Мы пока еще должны жить, и этот жизненный путь не закончится, не изменится, пока один из нас не умрет; тогда мы соберемся вокруг его хладного тела, постоим в темноте и подумаем о своей любви, не имеющей силы сгореть в блаженном сладострастии - и послать наши души в иной мир, чтобы они там искали умершего и нашли его или погибли.
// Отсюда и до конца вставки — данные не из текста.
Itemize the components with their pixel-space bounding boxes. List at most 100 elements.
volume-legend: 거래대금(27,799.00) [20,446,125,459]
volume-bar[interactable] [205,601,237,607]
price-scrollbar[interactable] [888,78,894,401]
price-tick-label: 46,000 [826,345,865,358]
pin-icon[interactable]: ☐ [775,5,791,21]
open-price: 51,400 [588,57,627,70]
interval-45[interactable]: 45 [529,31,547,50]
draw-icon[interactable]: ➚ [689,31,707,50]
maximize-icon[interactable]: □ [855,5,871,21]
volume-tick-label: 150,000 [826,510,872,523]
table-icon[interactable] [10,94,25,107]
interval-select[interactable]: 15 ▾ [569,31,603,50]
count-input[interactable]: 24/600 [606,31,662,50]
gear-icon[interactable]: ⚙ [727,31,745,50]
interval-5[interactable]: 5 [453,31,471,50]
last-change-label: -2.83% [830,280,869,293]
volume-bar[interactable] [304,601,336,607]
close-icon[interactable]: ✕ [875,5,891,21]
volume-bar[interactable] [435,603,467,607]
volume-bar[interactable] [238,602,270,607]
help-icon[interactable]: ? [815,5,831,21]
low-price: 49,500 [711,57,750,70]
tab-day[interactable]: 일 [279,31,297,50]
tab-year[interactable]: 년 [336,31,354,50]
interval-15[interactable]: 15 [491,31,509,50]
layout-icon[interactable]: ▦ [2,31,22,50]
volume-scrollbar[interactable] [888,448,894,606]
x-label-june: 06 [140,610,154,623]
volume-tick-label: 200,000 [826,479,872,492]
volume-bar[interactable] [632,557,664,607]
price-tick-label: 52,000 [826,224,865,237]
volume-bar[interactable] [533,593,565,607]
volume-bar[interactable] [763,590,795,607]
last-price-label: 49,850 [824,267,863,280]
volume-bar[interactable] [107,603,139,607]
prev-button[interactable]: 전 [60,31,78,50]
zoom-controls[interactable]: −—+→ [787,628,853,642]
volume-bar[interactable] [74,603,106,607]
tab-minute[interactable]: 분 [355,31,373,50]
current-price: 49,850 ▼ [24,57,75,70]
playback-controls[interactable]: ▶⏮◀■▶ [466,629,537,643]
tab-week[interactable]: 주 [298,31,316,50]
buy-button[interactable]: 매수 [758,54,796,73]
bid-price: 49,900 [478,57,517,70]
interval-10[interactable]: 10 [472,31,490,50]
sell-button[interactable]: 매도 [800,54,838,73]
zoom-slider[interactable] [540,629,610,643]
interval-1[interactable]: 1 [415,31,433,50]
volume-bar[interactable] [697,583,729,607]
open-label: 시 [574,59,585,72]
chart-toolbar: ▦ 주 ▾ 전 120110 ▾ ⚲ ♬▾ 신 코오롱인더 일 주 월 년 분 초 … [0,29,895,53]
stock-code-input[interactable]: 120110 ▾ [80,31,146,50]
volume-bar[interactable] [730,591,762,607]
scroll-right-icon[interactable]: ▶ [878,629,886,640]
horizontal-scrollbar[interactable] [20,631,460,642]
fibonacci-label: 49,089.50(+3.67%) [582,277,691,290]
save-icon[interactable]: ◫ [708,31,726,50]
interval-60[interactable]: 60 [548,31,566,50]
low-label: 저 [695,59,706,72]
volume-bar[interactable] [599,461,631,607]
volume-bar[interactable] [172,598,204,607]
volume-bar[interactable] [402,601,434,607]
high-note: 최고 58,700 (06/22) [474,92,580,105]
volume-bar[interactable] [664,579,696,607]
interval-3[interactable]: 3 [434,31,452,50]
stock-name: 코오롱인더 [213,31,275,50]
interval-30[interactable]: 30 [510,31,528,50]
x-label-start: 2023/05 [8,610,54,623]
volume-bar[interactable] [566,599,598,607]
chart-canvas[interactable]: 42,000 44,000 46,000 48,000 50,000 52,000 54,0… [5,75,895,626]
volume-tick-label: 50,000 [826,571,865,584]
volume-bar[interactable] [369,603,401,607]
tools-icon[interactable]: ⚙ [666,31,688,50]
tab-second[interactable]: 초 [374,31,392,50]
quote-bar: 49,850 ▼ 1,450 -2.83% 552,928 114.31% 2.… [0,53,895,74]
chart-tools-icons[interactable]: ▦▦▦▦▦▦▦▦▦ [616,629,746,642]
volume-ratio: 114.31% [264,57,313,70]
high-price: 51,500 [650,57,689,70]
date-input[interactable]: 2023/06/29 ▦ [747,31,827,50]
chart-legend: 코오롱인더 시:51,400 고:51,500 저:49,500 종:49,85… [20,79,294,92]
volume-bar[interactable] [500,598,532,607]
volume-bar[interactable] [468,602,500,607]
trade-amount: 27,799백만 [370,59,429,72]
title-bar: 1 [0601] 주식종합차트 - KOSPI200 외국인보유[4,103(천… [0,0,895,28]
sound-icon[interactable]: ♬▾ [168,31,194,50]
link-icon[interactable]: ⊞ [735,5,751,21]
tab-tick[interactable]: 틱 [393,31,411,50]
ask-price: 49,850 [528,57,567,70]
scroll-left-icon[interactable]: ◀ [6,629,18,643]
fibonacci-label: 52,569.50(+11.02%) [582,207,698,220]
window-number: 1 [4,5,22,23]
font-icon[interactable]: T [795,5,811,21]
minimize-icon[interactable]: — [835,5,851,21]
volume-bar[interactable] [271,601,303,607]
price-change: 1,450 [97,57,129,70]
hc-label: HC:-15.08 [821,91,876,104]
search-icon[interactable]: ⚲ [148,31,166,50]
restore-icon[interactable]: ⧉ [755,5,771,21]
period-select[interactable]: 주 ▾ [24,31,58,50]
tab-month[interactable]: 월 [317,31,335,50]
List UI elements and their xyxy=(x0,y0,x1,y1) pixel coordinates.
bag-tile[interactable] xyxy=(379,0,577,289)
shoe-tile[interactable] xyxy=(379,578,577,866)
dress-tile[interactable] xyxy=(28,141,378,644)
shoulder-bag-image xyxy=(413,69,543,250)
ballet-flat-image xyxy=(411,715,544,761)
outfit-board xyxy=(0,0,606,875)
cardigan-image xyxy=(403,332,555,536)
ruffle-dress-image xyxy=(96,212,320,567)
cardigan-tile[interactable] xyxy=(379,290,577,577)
Мы больше не способны летать, не можем поднять бунт в духе, трагическая судьба нам не уготована, наши мысли сталкиваются между собой уже под черепной коробкой, они не выставляют свою борьбу на обозрение всему миру. Это очень печально: мы добрались до того поворотного пункта, где нам придется добровольно взвалить на себя безнадежную работу. Нас не ждет ни вознаграждение, ни счастье. Опьянения новыми открытиями тоже не будет, видения из любовных садов наших предшественников скукожатся, губы наши останутся жесткими и иронично изогнутыми даже в присутствии живых мальчиков. Никакого зова с наших уст больше не сорвется -только суждение.
Эмиль.
Нет!
Ханс.
Вы должны либо принять Марло, либо выбросить его произведения и самого автора в очко сортира, стенки которого исписаны скабрезными шутками, - и с Бахом то же самое. Хватит ли вам мужества, чтобы от него уклониться? Может, вы хотите вооружиться риторикой тех, кто привык жить легко? Или вы влюблены, и потому небо пред вами открыто? Или Боккаччо для вас - что-то иное, чем сказка?
Эмиль.
Мы не видим света и все-таки хотим верить в него.
Ханс.
Мой дорогой мальчик - ты плачешь? Я больше не могу плакать. А когда ты отучишься? Тебе так тяжело отказаться от этого благодатного утешения. Ты не мастак гладко говорить, да и знаниями не особенно богат. Мы перекрикиваем тебя, наводняем плодородные нивы твоей драгоценной фантазии. Для тебя пока не найдено место. С тобой обращаются как с пасынком, и ты вместе с содержимым твоего сердца плетешься сзади.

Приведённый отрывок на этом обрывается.